The implications of such a finding are clear. If crowdfunding continues to grow as a market, moving it closer to the relaxed competition model, it may actually be more beneficial for the platform to turn off all the backer data/information, and force backers into decision-making without the benefit of OL. So, for example, this could mean a future version of Kickstarter which doesn’t show the number of backers, or the units sold, i.e., making it more like a standard sales platform.
This is important because the team also added an extra condition to their modelling, which focused on creator choice to make a high - or low - quality product. We want to assume that creators would want to make something of high quality, but there is a high cost associated with that, which can impact decision-making.
The paper found that it’s more optimal for creators to make high-quality products in a tight or relaxed competition model, when there is OL. If there is no OL, then creators are disadvantaged by making high-quality products.
So… in a relaxed competition model where it is more beneficial for platforms to turn off the visible metrics, it actually harms creators if they make high-quality product. The logical conclusion, is that they will then only make low-quality products.
This is not what we want for the future state of crowdfunding.
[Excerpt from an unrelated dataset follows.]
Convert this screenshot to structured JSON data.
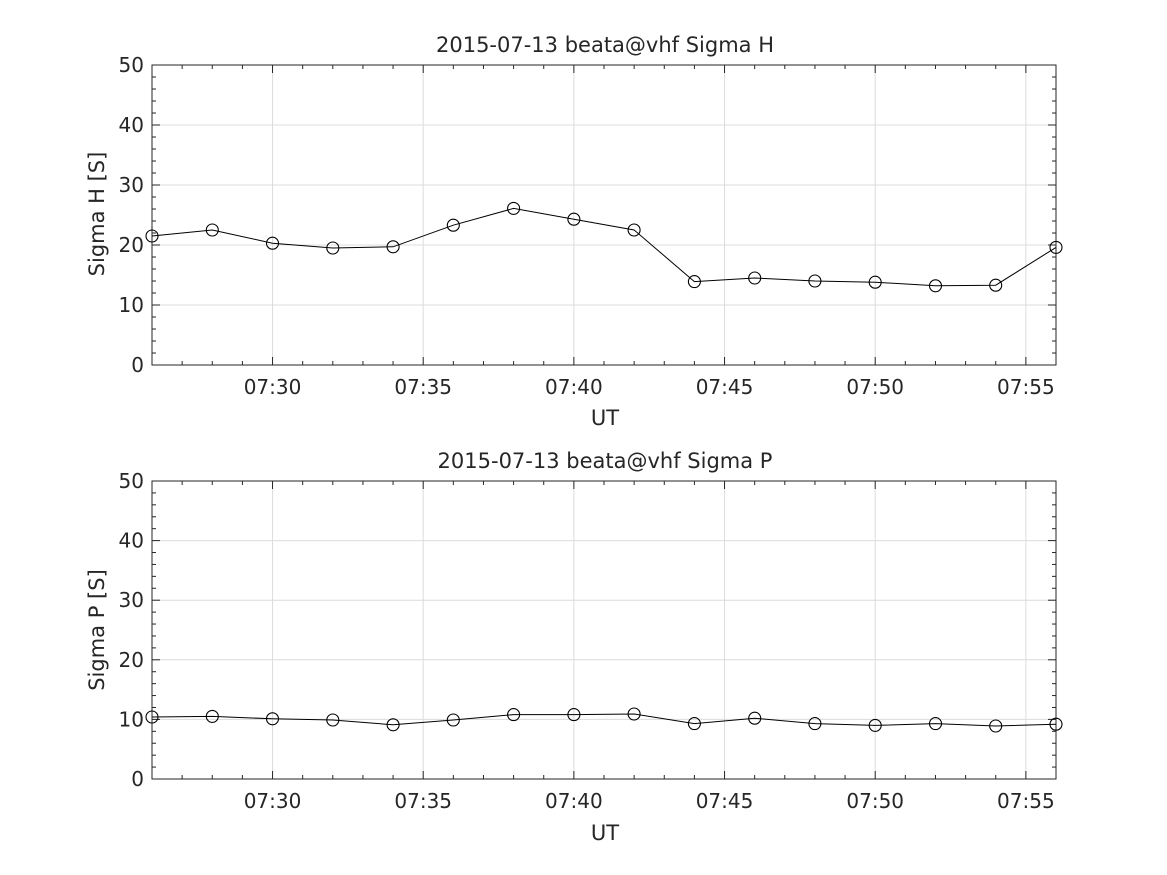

But John, this is a simple model where there are only two projects and two backers. This isn’t true in real life.
I agree.
While the authors also recognize this limitation, they did more modelling with fifty and one hundred backers, respectively, and found their conclusions were robust. This suggests the behaviour is true even in the large N limit (at least for backers). More work - as always - is needed to understand what happens when there are more than two projects.
What does this mean for creators?
This has been a complicated discussion, based on a mathematical model of low-dimensionality. However, the insights may hold more generally, so it’s important to distill them down.
Given that platforms such as Kickstarter have multiple OL measures built into their design, it behooves creators to take advantage of that (where possible) to improve their chances of success.
For example, backer findings suggest that backers and creators both win if expert backers contribute early, so creators should try to find ways of attracting superbackers to their campaign immediately after launch, as this leads to herding effects.
While the modelling shows that herding behaviour could negatively impact creators in a relaxed competition scenario, the reality is that this is beyond our control. Given the large volume of projects being launched on a daily basis, it is more likely that platforms have a tight competition scenario which is slowly evolving into a relaxed competition scenario, and therefore herding is helpful.
It also suggests that creators need to keep a careful eye on the platforms as they evolve over time, since it may be beneficial for platforms to move away from sharing OL signals, which could negatively impact creators who are trying to produce high quality products.
Ultimately, this paper helps us understand a basic model of reality - but not necessarily reality itself. However, the main takeaway for me is that herding behaviour of backers is important to understand and manage in order to have the best chance of creative success in crowdfunding.
What do you think? What resonated for you?
I don't think I follow the reasons / the trigger that allows for the relaxed competition environment to create a negative impact for high quality projects due to OL. In what way does this happen? Why does herding mentality make it happen?
Yeah it’s a good question as it’s one of the areas they skip over a little in the paper. It’s a result of the probability distribution arising from backer expertise levels - which is maximized when backers tend to do their own thing (I.e., no herding behaviour). This makes it different to the tight competition curves which are maximized when there is herding.
It’s a probability so they’re right to point out that even a high quality project COULD be negatively impacted by herding in this model, but realistically it - but I suspect in reality this may not be the case.